Hydrops fetalis—or hydrops—is a condition in which large amounts of fluid build up in a baby’s tissues and organs, causing extensive swelling (edema).
What happens when a baby has a chorioangioma?
A chorioangioma is thought to arise as a malformation of the tissue of the placenta. As it grows, the tumor acts as a shunt between fetal arteries and veins leading to progressive heart failure in the baby if the condition is left undetected.
How big does a chorioangioma lesion need to be?
In general, lesions larger than 4 cm are considered to produce hemodynamic effects on the fetus 3. Therapeutic amnio-drainage is an option if there is excessive polyhydramnios. Vascular shunting may cause fetal high-output cardiac failure and hydrops fetalis.
When to induce labor with a chorioangioma?

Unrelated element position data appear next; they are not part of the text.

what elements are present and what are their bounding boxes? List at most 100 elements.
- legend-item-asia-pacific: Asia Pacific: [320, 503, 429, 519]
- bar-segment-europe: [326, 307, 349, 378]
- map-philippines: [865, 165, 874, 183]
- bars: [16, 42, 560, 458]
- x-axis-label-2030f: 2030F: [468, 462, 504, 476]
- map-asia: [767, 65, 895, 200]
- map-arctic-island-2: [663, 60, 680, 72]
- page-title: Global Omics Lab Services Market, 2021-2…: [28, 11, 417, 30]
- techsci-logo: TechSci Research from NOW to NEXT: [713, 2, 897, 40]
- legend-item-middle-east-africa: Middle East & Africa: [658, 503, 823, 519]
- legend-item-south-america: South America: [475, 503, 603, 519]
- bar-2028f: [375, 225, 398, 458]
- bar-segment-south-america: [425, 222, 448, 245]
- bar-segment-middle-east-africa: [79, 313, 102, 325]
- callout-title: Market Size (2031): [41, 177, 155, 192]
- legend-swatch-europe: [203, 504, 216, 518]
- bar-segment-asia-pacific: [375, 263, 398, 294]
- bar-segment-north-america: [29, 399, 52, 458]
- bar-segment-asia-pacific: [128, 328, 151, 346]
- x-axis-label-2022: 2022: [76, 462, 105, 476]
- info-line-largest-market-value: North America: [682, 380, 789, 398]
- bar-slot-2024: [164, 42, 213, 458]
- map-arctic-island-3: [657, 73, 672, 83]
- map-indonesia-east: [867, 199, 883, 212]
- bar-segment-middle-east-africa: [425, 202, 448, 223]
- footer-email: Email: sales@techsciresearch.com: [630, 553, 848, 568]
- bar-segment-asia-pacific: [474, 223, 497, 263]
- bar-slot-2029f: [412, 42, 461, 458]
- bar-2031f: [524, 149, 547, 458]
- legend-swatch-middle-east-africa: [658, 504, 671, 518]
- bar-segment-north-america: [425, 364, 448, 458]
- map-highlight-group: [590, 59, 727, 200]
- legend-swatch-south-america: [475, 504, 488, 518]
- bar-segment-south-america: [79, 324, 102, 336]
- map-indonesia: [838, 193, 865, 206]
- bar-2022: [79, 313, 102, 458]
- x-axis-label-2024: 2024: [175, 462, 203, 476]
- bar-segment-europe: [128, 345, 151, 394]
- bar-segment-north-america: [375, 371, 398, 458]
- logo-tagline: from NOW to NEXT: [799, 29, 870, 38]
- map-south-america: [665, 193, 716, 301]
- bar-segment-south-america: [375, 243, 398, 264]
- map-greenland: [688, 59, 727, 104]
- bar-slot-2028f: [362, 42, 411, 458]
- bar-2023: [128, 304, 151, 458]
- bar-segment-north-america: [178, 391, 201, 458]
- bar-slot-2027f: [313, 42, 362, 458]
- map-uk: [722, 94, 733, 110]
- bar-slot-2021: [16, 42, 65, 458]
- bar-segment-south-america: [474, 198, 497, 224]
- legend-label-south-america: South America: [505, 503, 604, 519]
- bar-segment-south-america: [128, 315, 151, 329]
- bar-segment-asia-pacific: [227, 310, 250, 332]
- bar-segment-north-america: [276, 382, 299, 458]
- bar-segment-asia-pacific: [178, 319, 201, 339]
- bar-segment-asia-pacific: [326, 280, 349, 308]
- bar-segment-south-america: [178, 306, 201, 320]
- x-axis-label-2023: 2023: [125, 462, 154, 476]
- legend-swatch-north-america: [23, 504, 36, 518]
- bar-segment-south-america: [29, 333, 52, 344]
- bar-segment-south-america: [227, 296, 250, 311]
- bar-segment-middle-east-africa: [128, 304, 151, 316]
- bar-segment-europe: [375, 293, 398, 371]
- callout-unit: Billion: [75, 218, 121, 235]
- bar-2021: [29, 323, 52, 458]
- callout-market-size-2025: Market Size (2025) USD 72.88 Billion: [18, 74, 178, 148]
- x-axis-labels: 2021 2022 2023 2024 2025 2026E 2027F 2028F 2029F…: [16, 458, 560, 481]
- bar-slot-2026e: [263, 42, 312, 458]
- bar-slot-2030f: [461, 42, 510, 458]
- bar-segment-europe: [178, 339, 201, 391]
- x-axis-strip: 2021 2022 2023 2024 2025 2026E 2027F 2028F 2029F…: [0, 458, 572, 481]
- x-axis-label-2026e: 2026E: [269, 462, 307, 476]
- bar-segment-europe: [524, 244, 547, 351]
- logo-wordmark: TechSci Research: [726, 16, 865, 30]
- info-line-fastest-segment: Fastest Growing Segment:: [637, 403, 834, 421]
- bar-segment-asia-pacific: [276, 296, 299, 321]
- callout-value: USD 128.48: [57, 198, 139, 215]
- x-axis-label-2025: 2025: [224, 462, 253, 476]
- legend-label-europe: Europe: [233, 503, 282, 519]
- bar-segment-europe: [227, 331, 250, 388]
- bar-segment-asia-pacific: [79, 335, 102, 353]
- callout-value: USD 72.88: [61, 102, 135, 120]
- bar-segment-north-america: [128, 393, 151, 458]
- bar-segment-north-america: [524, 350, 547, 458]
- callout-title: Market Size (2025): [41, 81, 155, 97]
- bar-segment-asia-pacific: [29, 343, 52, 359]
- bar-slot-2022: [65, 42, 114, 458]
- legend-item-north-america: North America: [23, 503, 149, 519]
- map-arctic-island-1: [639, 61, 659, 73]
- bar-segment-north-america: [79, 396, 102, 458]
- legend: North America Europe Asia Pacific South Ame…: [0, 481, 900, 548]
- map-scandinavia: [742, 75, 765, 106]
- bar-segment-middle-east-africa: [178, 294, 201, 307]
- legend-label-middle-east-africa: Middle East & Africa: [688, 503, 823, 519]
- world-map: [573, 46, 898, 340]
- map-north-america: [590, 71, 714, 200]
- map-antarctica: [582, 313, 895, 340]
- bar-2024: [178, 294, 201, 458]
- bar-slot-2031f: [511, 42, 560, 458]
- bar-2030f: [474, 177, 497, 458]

Earlier if there is evidence of poor growth, fetal hypoxia or hydrops. Method: induction of labor aiming for vaginal delivery, unless the fetus is hydropic and hypoxic. Symptomatic chorioangiomas carry a high risk of perinatal death. The neonate may have severe microangiopathic hemolytic anemia and thrombocytopenia. No increased risk of recurrence.
Where can you see the chorioangioma on ultrasound?
Ultrasound. often seen as a hypoechoic, rounded mass, located near the chorionic plate +/- umbilical cord insertion site it usually contains anechoic ‘cystic’ areas and can be seen as distinctly separate to normal surrounding placental tissue.